Что же касается остального, я рад, что ты без сожаления избавилась от мифического наследства.

Ожидание парализует мозг и волю, а тебе необходимо быть свободной, обрести голос, испытать свои возможности в полную силу. Но бедный мистер Уитейкер… как мне его жаль! Надеюсь, ты не напугала его до смерти, поскольку вполне на это способна. Слишком хорошо я знаю свою Коломбину. Терпение не относится к сильным сторонам твоего характера. Но поверь, я не променял бы тебя на все сокровища мира.

Да, должен признать, что преклоняюсь перед тобой. Удивлен, потрясен, но мне немного грустно – очень тяжело находиться в неведении о том, что с тобой и чем ты занимаешься. Мы долго-долго были почти родственниками. А теперь моя Коломбина стала взрослой женщиной, у нее своя жизнь, и я чувствую себя так, будто ты покинула отчий дом. Смогу ли я быстро отыскать тебя, если заболеешь, попадешь в беду и будешь нуждаться в помощи? Конечно, это нелепо, но видишь ли, ты слишком много значишь для меня, моя Коломбина.

И не стоит меня благодарить. Я бы хотел сделать для тебя много больше, но понимаю и уважаю твое желание стать независимой. Мы похожи и в этом… как во всем остальном.

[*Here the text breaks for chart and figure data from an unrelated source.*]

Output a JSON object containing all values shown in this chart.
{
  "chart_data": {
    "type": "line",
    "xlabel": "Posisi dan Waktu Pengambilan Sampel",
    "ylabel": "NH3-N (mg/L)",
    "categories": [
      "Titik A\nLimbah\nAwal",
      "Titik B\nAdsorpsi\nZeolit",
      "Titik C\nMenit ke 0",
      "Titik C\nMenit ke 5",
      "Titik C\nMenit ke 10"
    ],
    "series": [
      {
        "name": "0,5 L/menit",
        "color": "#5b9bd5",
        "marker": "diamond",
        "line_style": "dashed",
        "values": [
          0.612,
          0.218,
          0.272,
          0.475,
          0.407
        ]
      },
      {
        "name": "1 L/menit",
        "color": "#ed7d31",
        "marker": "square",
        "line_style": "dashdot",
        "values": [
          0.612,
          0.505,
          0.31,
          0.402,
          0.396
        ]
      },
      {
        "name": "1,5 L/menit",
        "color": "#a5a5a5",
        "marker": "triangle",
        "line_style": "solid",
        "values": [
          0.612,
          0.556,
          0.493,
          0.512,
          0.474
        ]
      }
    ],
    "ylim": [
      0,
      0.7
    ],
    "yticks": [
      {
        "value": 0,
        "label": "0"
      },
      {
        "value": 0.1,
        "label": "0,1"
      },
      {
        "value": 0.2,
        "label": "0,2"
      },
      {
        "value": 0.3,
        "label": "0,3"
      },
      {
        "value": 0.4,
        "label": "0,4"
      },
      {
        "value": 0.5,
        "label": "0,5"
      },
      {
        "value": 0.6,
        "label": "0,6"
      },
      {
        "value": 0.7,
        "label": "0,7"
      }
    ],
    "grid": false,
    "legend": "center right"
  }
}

Поверь, за эти годы ты дала мне столько же, сколько я тебе, если не больше. И ты ничем мне не обязана. Мы равны. Моя жизнь была бы скучна и уныла без тебя, маленькая нетерпеливая подружка.

Прошлой ночью было полнолуние. Я думал о тебе, сидя у окна.

Арлекин.

P . S . Не забудь: «Милая и сладостная» Скарлатти и «Мои прекрасные лилии» Кассини. Четкие гласные и тосканский акцент. Я настаиваю.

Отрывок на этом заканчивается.